CI. – L'attente d'un navire et les signaux de
détresse.
De même que, sur mer, les vaisseaux se
détournent de leur route pour venir au secours des naufragés, de
même, dans la vie, nous devons aller vers ceux qui souffrent et faire pour
eux sans hésiter les sacrifices que réclame leur
misère.
Vers midi, le vent changea
brusquement. En même temps, la brume qui n'avait cessé d'envelopper
la barque se dissipa peu à peu, et les naufragés, qui
étaient maintenant cinq, purent observer l'horizon sur tous les
points.
– En temps ordinaire, dit Guillaume, nous ne
tarderions pas à apercevoir quelque navire, car la Manche est la mer la
plus fréquentée du globe ; mais, après une telle
tempête, c'est grand hasard si quelque vaisseau a pu tenir la mer et si
l'on vient à notre secours.
– Espérons pourtant, dit le
capitaine.
Et la barque continua de voguer au hasard des vents et des
vagues.
Vers deux heures on aperçut du côté du
sud un petit point blanc qu'on avait peine à distinguer de l'écume
des flots. Mais, en le regardant, les yeux du vieux pilote
brillèrent :
– Voici une voile, dit-il ; puisse-t-elle venir
vers nous !
Le navire approchait en effet. Après une demi-heure
d'attente, qui sembla un siècle aux naufragés, on découvrit
distinctement les trois mats.
– On peut maintenant nous voir, dit le capitaine,
tachons d'être aperçus.
Le pilote, qui avait la plus haute taille, prit un mouchoir
rouge, l'attacha au tronçon d'une rame qui restait et l'agita en l'air
comme signal de détresse.
Ce fut alors un grand silence, plein
d'anxiété : tous les yeux étaient tournés vers
le même point. Le navire approcha encore, mais il se dirigeait vers les
côtes d'Angleterre, et, continuant rapidement sa route, il ne vit pas le
frêle canot perdu au milieu de la mer.
Peu à peu les mats semblèrent s'abaisser en
s'éloignant, le navire ne parut plus qu'un point, le point lui-même
disparut, et le canot des naufragés continua de flotter seul sur
l'immense Océan.
Tous les coeurs étaient gros d'angoisse. Un silence
morne régna de nouveau dans la petite barque.

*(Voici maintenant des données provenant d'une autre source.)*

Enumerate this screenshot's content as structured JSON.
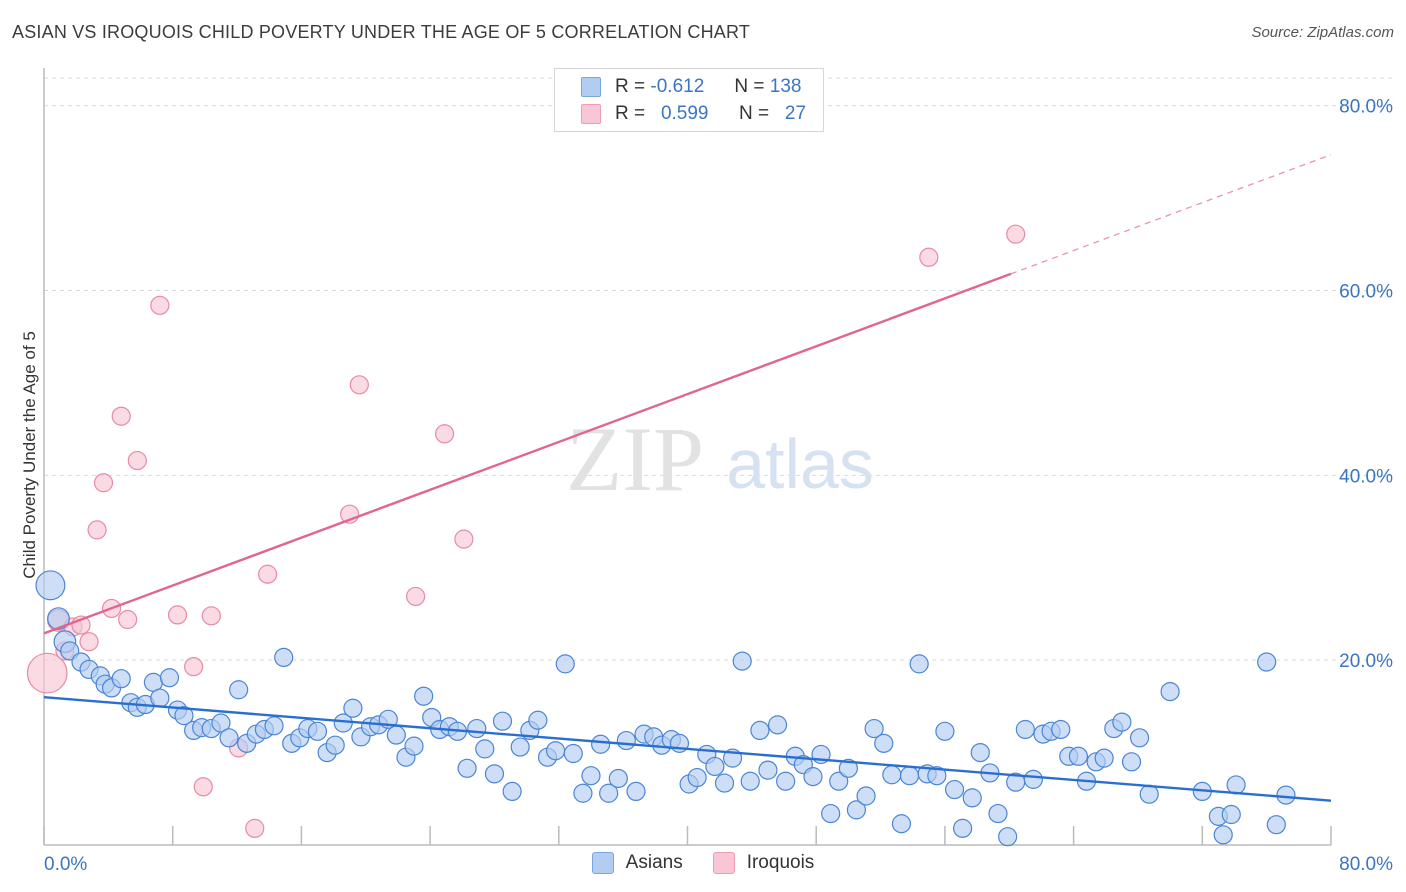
{
  "title": "ASIAN VS IROQUOIS CHILD POVERTY UNDER THE AGE OF 5 CORRELATION CHART",
  "source": "Source: ZipAtlas.com",
  "watermark": {
    "zip": "ZIP",
    "atlas": "atlas"
  },
  "legend": {
    "r_label": "R =",
    "n_label": "N =",
    "rows": [
      {
        "r": "-0.612",
        "n": "138",
        "fill": "#b3cdf2",
        "stroke": "#7aa6e0"
      },
      {
        "r": "0.599",
        "n": "27",
        "fill": "#f8c6d4",
        "stroke": "#ee9db5"
      }
    ]
  },
  "colors": {
    "asian": "#4a86d4",
    "asian_fill": "#b3cdf2",
    "asian_line": "#2a6fd0",
    "iroquois": "#e88aa6",
    "iroquois_fill": "#f8c6d4",
    "iroquois_line": "#e06690",
    "tick_text": "#3a75c4"
  },
  "chart_data": {
    "type": "scatter",
    "ylabel": "Child Poverty Under the Age of 5",
    "xlim": [
      0,
      80
    ],
    "ylim": [
      0,
      83
    ],
    "x_tick_labels": [
      "0.0%",
      "80.0%"
    ],
    "y_ticks": [
      20,
      40,
      60,
      80
    ],
    "y_tick_labels": [
      "20.0%",
      "40.0%",
      "60.0%",
      "80.0%"
    ],
    "legend_position": "bottom",
    "grid": true,
    "series": [
      {
        "name": "Asians",
        "trend": {
          "x": [
            0,
            80
          ],
          "y": [
            16.0,
            4.8
          ]
        },
        "points": [
          [
            0.4,
            28.1,
            1.6
          ],
          [
            0.9,
            24.5,
            1.2
          ],
          [
            1.3,
            22.0,
            1.2
          ],
          [
            1.6,
            21.0,
            1
          ],
          [
            2.3,
            19.8,
            1
          ],
          [
            2.8,
            19.0,
            1
          ],
          [
            3.5,
            18.3,
            1
          ],
          [
            3.8,
            17.4,
            1
          ],
          [
            4.2,
            17.0,
            1
          ],
          [
            4.8,
            18.0,
            1
          ],
          [
            5.4,
            15.4,
            1
          ],
          [
            5.8,
            14.9,
            1
          ],
          [
            6.3,
            15.2,
            1
          ],
          [
            6.8,
            17.6,
            1
          ],
          [
            7.2,
            15.9,
            1
          ],
          [
            7.8,
            18.1,
            1
          ],
          [
            8.3,
            14.6,
            1
          ],
          [
            8.7,
            14.0,
            1
          ],
          [
            9.3,
            12.4,
            1
          ],
          [
            9.8,
            12.7,
            1
          ],
          [
            10.4,
            12.6,
            1
          ],
          [
            11.0,
            13.2,
            1
          ],
          [
            11.5,
            11.6,
            1
          ],
          [
            12.1,
            16.8,
            1
          ],
          [
            12.6,
            11.0,
            1
          ],
          [
            13.2,
            12.0,
            1
          ],
          [
            13.7,
            12.5,
            1
          ],
          [
            14.3,
            12.9,
            1
          ],
          [
            14.9,
            20.3,
            1
          ],
          [
            15.4,
            11.0,
            1
          ],
          [
            15.9,
            11.6,
            1
          ],
          [
            16.4,
            12.6,
            1
          ],
          [
            17.0,
            12.3,
            1
          ],
          [
            17.6,
            10.0,
            1
          ],
          [
            18.1,
            10.8,
            1
          ],
          [
            18.6,
            13.2,
            1
          ],
          [
            19.2,
            14.8,
            1
          ],
          [
            19.7,
            11.7,
            1
          ],
          [
            20.3,
            12.8,
            1
          ],
          [
            20.8,
            13.0,
            1
          ],
          [
            21.4,
            13.6,
            1
          ],
          [
            21.9,
            11.9,
            1
          ],
          [
            22.5,
            9.5,
            1
          ],
          [
            23.0,
            10.7,
            1
          ],
          [
            23.6,
            16.1,
            1
          ],
          [
            24.1,
            13.8,
            1
          ],
          [
            24.6,
            12.5,
            1
          ],
          [
            25.2,
            12.8,
            1
          ],
          [
            25.7,
            12.3,
            1
          ],
          [
            26.3,
            8.3,
            1
          ],
          [
            26.9,
            12.6,
            1
          ],
          [
            27.4,
            10.4,
            1
          ],
          [
            28.0,
            7.7,
            1
          ],
          [
            28.5,
            13.4,
            1
          ],
          [
            29.1,
            5.8,
            1
          ],
          [
            29.6,
            10.6,
            1
          ],
          [
            30.2,
            12.4,
            1
          ],
          [
            30.7,
            13.5,
            1
          ],
          [
            31.3,
            9.5,
            1
          ],
          [
            31.8,
            10.2,
            1
          ],
          [
            32.4,
            19.6,
            1
          ],
          [
            32.9,
            9.9,
            1
          ],
          [
            33.5,
            5.6,
            1
          ],
          [
            34.0,
            7.5,
            1
          ],
          [
            34.6,
            10.9,
            1
          ],
          [
            35.1,
            5.6,
            1
          ],
          [
            35.7,
            7.2,
            1
          ],
          [
            36.2,
            11.3,
            1
          ],
          [
            36.8,
            5.8,
            1
          ],
          [
            37.3,
            12.0,
            1
          ],
          [
            37.9,
            11.7,
            1
          ],
          [
            38.4,
            10.8,
            1
          ],
          [
            39.0,
            11.4,
            1
          ],
          [
            39.5,
            11.0,
            1
          ],
          [
            40.1,
            6.6,
            1
          ],
          [
            40.6,
            7.3,
            1
          ],
          [
            41.2,
            9.8,
            1
          ],
          [
            41.7,
            8.5,
            1
          ],
          [
            42.3,
            6.7,
            1
          ],
          [
            42.8,
            9.4,
            1
          ],
          [
            43.4,
            19.9,
            1
          ],
          [
            43.9,
            6.9,
            1
          ],
          [
            44.5,
            12.4,
            1
          ],
          [
            45.0,
            8.1,
            1
          ],
          [
            45.6,
            13.0,
            1
          ],
          [
            46.1,
            6.9,
            1
          ],
          [
            46.7,
            9.6,
            1
          ],
          [
            47.2,
            8.7,
            1
          ],
          [
            47.8,
            7.4,
            1
          ],
          [
            48.3,
            9.8,
            1
          ],
          [
            48.9,
            3.4,
            1
          ],
          [
            49.4,
            6.9,
            1
          ],
          [
            50.0,
            8.3,
            1
          ],
          [
            50.5,
            3.8,
            1
          ],
          [
            51.1,
            5.3,
            1
          ],
          [
            51.6,
            12.6,
            1
          ],
          [
            52.2,
            11.0,
            1
          ],
          [
            52.7,
            7.6,
            1
          ],
          [
            53.3,
            2.3,
            1
          ],
          [
            53.8,
            7.5,
            1
          ],
          [
            54.4,
            19.6,
            1
          ],
          [
            54.9,
            7.7,
            1
          ],
          [
            55.5,
            7.5,
            1
          ],
          [
            56.0,
            12.3,
            1
          ],
          [
            56.6,
            6.0,
            1
          ],
          [
            57.1,
            1.8,
            1
          ],
          [
            57.7,
            5.1,
            1
          ],
          [
            58.2,
            10.0,
            1
          ],
          [
            58.8,
            7.8,
            1
          ],
          [
            59.3,
            3.4,
            1
          ],
          [
            59.9,
            0.9,
            1
          ],
          [
            60.4,
            6.8,
            1
          ],
          [
            61.0,
            12.5,
            1
          ],
          [
            61.5,
            7.1,
            1
          ],
          [
            62.1,
            12.0,
            1
          ],
          [
            62.6,
            12.3,
            1
          ],
          [
            63.2,
            12.5,
            1
          ],
          [
            63.7,
            9.6,
            1
          ],
          [
            64.3,
            9.6,
            1
          ],
          [
            64.8,
            6.9,
            1
          ],
          [
            65.4,
            9.0,
            1
          ],
          [
            65.9,
            9.4,
            1
          ],
          [
            66.5,
            12.6,
            1
          ],
          [
            67.0,
            13.3,
            1
          ],
          [
            67.6,
            9.0,
            1
          ],
          [
            68.1,
            11.6,
            1
          ],
          [
            68.7,
            5.5,
            1
          ],
          [
            70.0,
            16.6,
            1
          ],
          [
            72.0,
            5.8,
            1
          ],
          [
            73.0,
            3.1,
            1
          ],
          [
            73.3,
            1.1,
            1
          ],
          [
            73.8,
            3.3,
            1
          ],
          [
            74.1,
            6.5,
            1
          ],
          [
            76.0,
            19.8,
            1
          ],
          [
            76.6,
            2.2,
            1
          ],
          [
            77.2,
            5.4,
            1
          ]
        ]
      },
      {
        "name": "Iroquois",
        "trend": {
          "x": [
            0,
            60.1
          ],
          "y": [
            22.9,
            61.8
          ]
        },
        "dashed_extension": {
          "x": [
            60.1,
            80
          ],
          "y": [
            61.8,
            74.7
          ]
        },
        "points": [
          [
            0.2,
            18.6,
            2.2
          ],
          [
            0.9,
            24.3,
            1.2
          ],
          [
            1.3,
            21.0,
            1
          ],
          [
            1.8,
            23.6,
            1
          ],
          [
            2.3,
            23.8,
            1
          ],
          [
            2.8,
            22.0,
            1
          ],
          [
            3.3,
            34.1,
            1
          ],
          [
            3.7,
            39.2,
            1
          ],
          [
            4.2,
            25.6,
            1
          ],
          [
            4.8,
            46.4,
            1
          ],
          [
            5.2,
            24.4,
            1
          ],
          [
            5.8,
            41.6,
            1
          ],
          [
            7.2,
            58.4,
            1
          ],
          [
            8.3,
            24.9,
            1
          ],
          [
            9.3,
            19.3,
            1
          ],
          [
            9.9,
            6.3,
            1
          ],
          [
            10.4,
            24.8,
            1
          ],
          [
            12.1,
            10.5,
            1
          ],
          [
            13.1,
            1.8,
            1
          ],
          [
            13.9,
            29.3,
            1
          ],
          [
            19.0,
            35.8,
            1
          ],
          [
            19.6,
            49.8,
            1
          ],
          [
            23.1,
            26.9,
            1
          ],
          [
            24.9,
            44.5,
            1
          ],
          [
            26.1,
            33.1,
            1
          ],
          [
            55.0,
            63.6,
            1
          ],
          [
            60.4,
            66.1,
            1
          ]
        ]
      }
    ]
  }
}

Le soleil allait déjà se coucher et emporter
avec lui la dernière espérance des naufragés, lorsque
Julien, dont les yeux étaient tournés vers l'ouest, aperçut
au loin une sorte de petit nuage noirâtre qui flottait au-dessus de
l'horizon.
– Ne voyez-vous pas ce nuage ? dit-il à
son oncle.
Celui-ci regarda, puis, se levant d'un coup : –
Oh ! dit-il, ce n'est point un nuage, c'est de la fumée.
Sûrement un vapeur est par là. Nous pouvons encore
espérer.
Bientôt, en effet, la fumée sembla approcher,
épaissir ; puis quelques minutes plus tard, on distinguait le haut
des mats et de la cheminée du vaisseau.
On se leva et on agita tout ce qu'on possédait
d'étoffes à couleurs voyantes. Julien avait levé ses petits
bras, et, comme tout le monde agitait son mouchoir.
Tout d'un coup le navire à vapeur changea de
direction et marcha juste sur le canot. Le signal avait été
aperçu et on venait pour secourir les naufragés.
Quelques instants après, ils étaient tous
à bord du grand bateau à vapeur la
Ville de Caen, qui reprenait sa route
vers Dunkerque, les emportant avec lui.